Figure 5. TCRclub characterizes antigen-specific T-cell response and gene patterns in COVID-19 patients.

(A, B) Percentage of T cells specific to SARS-CoV-2 across different severity levels (A) and age groups (B). Number of samples: AS, n = 5; Moderate, n = 13; Severe, n = 11; SR, n = 12; Age <60, n = 20; Age >60, n = 21. The p values were generated from the one-sided Mann–Whitney U-test. (C, D) Correlation of the usage of various V genes (C) and J genes (D) between different severity levels for different antigens. MG denotes membrane glycoprotein. NP denotes nucleocapsid phosphoprotein, and SG represents surface glycoprotein. (E) Most frequent V-J gene pairs for T cells specific to ORF1ab in different severity levels. (F, G) Percentage of T-cell clubs specific to ORF1ab (F) and surface glycoprotein (G) among patients with different severity levels.
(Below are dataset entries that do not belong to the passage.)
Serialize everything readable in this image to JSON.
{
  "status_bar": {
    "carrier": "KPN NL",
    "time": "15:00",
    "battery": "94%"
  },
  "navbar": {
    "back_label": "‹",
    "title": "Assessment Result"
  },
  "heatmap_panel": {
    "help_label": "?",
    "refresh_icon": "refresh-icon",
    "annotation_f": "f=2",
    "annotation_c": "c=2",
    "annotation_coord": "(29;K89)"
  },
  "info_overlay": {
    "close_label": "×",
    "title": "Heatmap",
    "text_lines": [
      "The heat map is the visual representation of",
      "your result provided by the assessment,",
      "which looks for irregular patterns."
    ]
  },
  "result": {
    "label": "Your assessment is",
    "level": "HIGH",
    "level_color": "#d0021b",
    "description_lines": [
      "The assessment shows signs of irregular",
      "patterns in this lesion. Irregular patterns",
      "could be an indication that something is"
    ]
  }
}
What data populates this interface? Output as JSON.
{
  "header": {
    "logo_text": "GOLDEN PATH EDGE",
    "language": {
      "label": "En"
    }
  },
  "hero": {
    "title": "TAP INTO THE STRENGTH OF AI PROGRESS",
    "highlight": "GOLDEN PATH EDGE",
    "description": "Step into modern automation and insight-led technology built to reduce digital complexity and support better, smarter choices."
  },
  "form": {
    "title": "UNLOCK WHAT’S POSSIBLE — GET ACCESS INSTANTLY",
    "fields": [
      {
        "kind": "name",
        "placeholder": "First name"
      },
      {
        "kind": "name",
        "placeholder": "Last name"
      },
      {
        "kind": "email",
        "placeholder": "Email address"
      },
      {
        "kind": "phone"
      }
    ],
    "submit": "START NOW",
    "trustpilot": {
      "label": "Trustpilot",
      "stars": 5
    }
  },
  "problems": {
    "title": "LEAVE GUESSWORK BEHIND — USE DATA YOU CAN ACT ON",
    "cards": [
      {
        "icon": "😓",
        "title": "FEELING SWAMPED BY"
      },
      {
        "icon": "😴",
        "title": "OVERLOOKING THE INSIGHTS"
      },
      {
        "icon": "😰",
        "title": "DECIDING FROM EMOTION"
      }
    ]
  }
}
Number of samples: AS, n = 4; Moderate, n = 11; Severe, n = 10; SR, n = 12 (F) and AS, n = 2; Moderate, n = 10; Severe, n = 6; SR, n = 10 (G). The p values were generated from the one-sided Mann–Whitney U-test. (H, I) Volcano plots of DGEs for T-cell clubs specific to ORF1ab (H) and surface glycoprotein (I) in severe patients, compared with AS and moderate patients. The p values were generated from the two-sided Wilcoxon rank-sum test. Number of cells: AS and moderate, n = 1291; Severe, n = 1318 (H); AS and moderate, n = 802; Severe, n = 457 (I). Data information: For boxplots in (A, B, F, G), The central band represents the median. The lower and upper hinges represent the first and third quartiles, respectively. Whiskers are drawn to the farthest datapoint within ±1.5 × IQR from the nearest hinge.